There’s no shortage of positive press about the city’s biking policies these days. If foreign media aren’t drooling over footrests at stoplights, free tyre pumps and fashionably dressed mums cycling junior to school, then the domestic press is citing yet another study glorifying the city for its bike-friendly lifestyle.

And while we’re proud to be living in a city where bike ownership well exceeds car ownership, it’s mildly reassuring that the cycling hysteria hasn’t been bought by the Copenhagen Police.

As cyclists ourselves, we know the irritation of not being able to take the shortest route from point A to point B. (In fact, we regularly ignore many of the most irritating rules ourselves.) But turn the situation around and ask whether we’d be reacting the same way if a motorists’ association were asking the cops to give drivers the right to bend the rules because they were inconvenient. Unlikely.

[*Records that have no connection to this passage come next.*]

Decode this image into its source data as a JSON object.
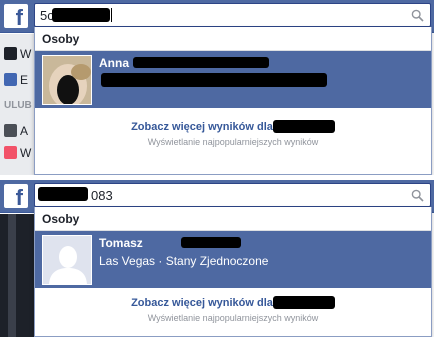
{
  "top": {
    "query": "5c",
    "section_label": "Osoby",
    "result": {
      "name": "Anna",
      "subtitle": ""
    },
    "more_link": "Zobacz więcej wyników dla",
    "more_sub": "Wyświetlanie najpopularniejszych wyników",
    "sidebar": {
      "row1": "W",
      "row2": "E",
      "heading": "ULUB",
      "row3": "A",
      "row4": "W"
    }
  },
  "bottom": {
    "query": "083",
    "section_label": "Osoby",
    "result": {
      "name": "Tomasz",
      "subtitle": "Las Vegas · Stany Zjednoczone"
    },
    "more_link": "Zobacz więcej wyników dla",
    "more_sub": "Wyświetlanie najpopularniejszych wyników"
  },
  "icons": [
    "facebook-logo-icon",
    "search-icon",
    "default-avatar-icon"
  ],
  "colors": {
    "header_blue": "#4e69a2",
    "link_blue": "#365899",
    "muted": "#90949c"
  }
}
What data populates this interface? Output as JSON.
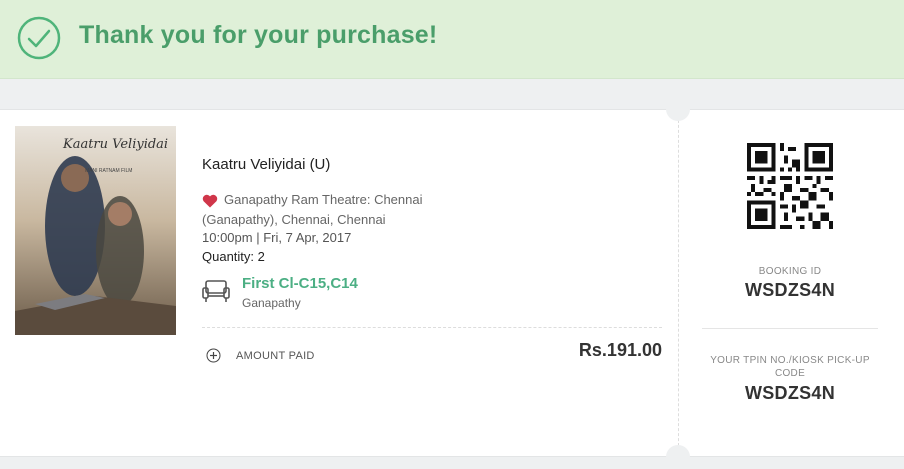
{
  "banner": {
    "title": "Thank you for your purchase!",
    "icon": "check-circle-icon",
    "color": "#4a9e6a"
  },
  "movie": {
    "title": "Kaatru Veliyidai (U)",
    "poster_title": "Kaatru Veliyidai",
    "poster_subtitle": "MANI RATNAM FILM",
    "theatre_line1": "Ganapathy Ram Theatre: Chennai",
    "theatre_line2": "(Ganapathy), Chennai, Chennai",
    "showtime": "10:00pm | Fri, 7 Apr, 2017",
    "quantity": "Quantity: 2",
    "seat_class": "First Cl-C15,C14",
    "screen": "Ganapathy"
  },
  "payment": {
    "label": "AMOUNT PAID",
    "value": "Rs.191.00"
  },
  "booking": {
    "id_label": "BOOKING ID",
    "id": "WSDZS4N",
    "tpin_label": "YOUR TPIN NO./KIOSK PICK-UP CODE",
    "tpin": "WSDZS4N"
  },
  "colors": {
    "accent_green": "#4caf84",
    "heart_red": "#d0364a"
  }
}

In a city like Copenhagen, bikes – as healthy, clean and convenient as they are – are still a major component of road traffic and should be treated as such by riders, drivers, pedestrians and the police alike. Cyclists ask that cars respect traffic laws. But cyclists, for their own safety and the safety of others, ought to respect those same laws.

Ask around at City Hall or stop anyone on one of the city’s paved, curbed and raised bike lanes, and they’ll tell you that bikes don’t cause accidents, cars do.

But, that’s an attitude that’s hard to accept when even the national cyclists’ organisation, Cyclistforbundet, recently scolded cyclists for their role in the increasing number of run-ins between cyclists and motorists.

Cycling groups concerned about cops shooting down initiatives to make it easier to bike should consider how the cycling path along the far side of Copenhagen’s Sortedam Lake came to be. Before being opened up to bike traffic, police would regularly stop cyclists taking the convenient, but illegal shortcut. The reason why bikes were banned there was because the dirt walking path passed by a nursing home and a number of daycares, and it was feared that mixing shaky pedestrians and cyclists was an accident waiting to happen.

Defiant cyclists refused to pay attention to the ‘No biking’ signs posted at either end of the path and in the end they were rewarded for persistently violating the law: the path is now a combined – but separated – walking and biking path.

Had motorists chosen to ignore traffic laws and endanger the elderly and children, they’d have lost their right to drive.